The voting rights change will affect around 2000 prisoners and return the law to what it was before 2010, when the-then National government removed voting rights from all sentenced prisoners - even those perhaps being held briefly, if their incarceration happened to coincide with an election.
"If you offend badly enough in our community that you receive a prison sentence - it's very hard to get a prison sentence in New Zealand - then you lose some rights," says Mitchell. "One of those rights is the right to vote."
It will come into place before the next election. Little had previously said it wasn't a priority.
National leader Simon Bridges, when he became leader of the party, didn't even know prisoners couldn't vote and appeared to back prisoners on short sentences being able to vote, before changing his mind after being corrected.
The Waitangi Tribunal said the ban was a breach of the Treaty of Waitangi because Maori are disproportionately imprisoned compared to other groups. The Supreme Court said it breached the Bill of Rights.

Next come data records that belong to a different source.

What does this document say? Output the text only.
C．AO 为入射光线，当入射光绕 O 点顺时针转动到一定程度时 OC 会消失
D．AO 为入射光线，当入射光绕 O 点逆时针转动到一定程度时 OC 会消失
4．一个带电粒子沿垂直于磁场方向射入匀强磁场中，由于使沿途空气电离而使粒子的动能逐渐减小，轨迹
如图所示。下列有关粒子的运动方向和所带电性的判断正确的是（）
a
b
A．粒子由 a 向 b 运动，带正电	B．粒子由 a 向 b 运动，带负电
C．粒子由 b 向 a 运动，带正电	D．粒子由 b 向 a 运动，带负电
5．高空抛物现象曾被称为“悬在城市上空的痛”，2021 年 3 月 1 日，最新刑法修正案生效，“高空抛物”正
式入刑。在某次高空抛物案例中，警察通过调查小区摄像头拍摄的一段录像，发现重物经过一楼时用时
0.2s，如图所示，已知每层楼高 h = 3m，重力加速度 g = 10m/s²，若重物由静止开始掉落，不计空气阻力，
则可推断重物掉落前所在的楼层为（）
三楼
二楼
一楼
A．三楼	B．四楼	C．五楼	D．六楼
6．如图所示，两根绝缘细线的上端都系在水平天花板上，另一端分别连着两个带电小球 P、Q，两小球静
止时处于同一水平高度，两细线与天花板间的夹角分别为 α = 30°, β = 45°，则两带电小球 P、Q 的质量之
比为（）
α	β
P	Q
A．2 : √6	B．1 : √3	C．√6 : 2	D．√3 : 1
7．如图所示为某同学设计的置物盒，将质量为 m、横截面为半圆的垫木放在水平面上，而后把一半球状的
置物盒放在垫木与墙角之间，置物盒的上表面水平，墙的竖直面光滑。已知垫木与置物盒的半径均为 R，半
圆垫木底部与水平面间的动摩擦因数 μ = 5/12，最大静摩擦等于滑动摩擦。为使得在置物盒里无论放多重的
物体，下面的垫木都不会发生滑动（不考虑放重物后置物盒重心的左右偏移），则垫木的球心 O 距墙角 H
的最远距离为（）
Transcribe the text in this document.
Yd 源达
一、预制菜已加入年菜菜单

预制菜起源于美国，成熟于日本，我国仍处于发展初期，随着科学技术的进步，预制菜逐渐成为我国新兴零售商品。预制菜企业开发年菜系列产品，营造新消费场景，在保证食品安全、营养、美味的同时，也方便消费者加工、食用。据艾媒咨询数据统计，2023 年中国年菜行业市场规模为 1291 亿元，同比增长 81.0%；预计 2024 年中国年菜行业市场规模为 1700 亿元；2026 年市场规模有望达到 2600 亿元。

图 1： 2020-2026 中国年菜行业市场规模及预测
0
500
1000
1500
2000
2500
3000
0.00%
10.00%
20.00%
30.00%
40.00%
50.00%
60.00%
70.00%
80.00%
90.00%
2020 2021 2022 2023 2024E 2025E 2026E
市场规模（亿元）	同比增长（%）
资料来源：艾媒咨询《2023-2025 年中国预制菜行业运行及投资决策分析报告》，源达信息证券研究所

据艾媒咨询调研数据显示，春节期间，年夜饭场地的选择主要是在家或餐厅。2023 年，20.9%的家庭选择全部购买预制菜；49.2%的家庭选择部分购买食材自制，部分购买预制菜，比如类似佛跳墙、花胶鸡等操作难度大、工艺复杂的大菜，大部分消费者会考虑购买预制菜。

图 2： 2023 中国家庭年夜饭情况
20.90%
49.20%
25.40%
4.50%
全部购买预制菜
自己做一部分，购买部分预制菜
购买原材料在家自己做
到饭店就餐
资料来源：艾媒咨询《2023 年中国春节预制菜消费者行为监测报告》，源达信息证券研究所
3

Green Party justice spokesperson Golriz Ghahraman welcomed the move as a good start to ensuring equal access to democracy.
"New Zealand should be a place where no matter your circumstances you have a right to cast a vote. Considering our proud history fighting for the women's right to vote, I think many would be shocked to hear that right now incarcerated New Zealanders, predominantly Māori, are deprived of this basic liberty."
The change won't directly improve Labour's chances of re-election - a few thousand votes from inside prison will have little effect on an election which will see close to 3 million people cast votes.
In 2010 the Attorney-General was National MP Chris Finlayson. He said last year he wasn't opposed to the ban being lifted.
"I'd just simply vote to make it Bill of Rights compliant, I don't think it's the end of the world if a few crims exercise the right to vote - they'd probably vote New Zealand First anyway."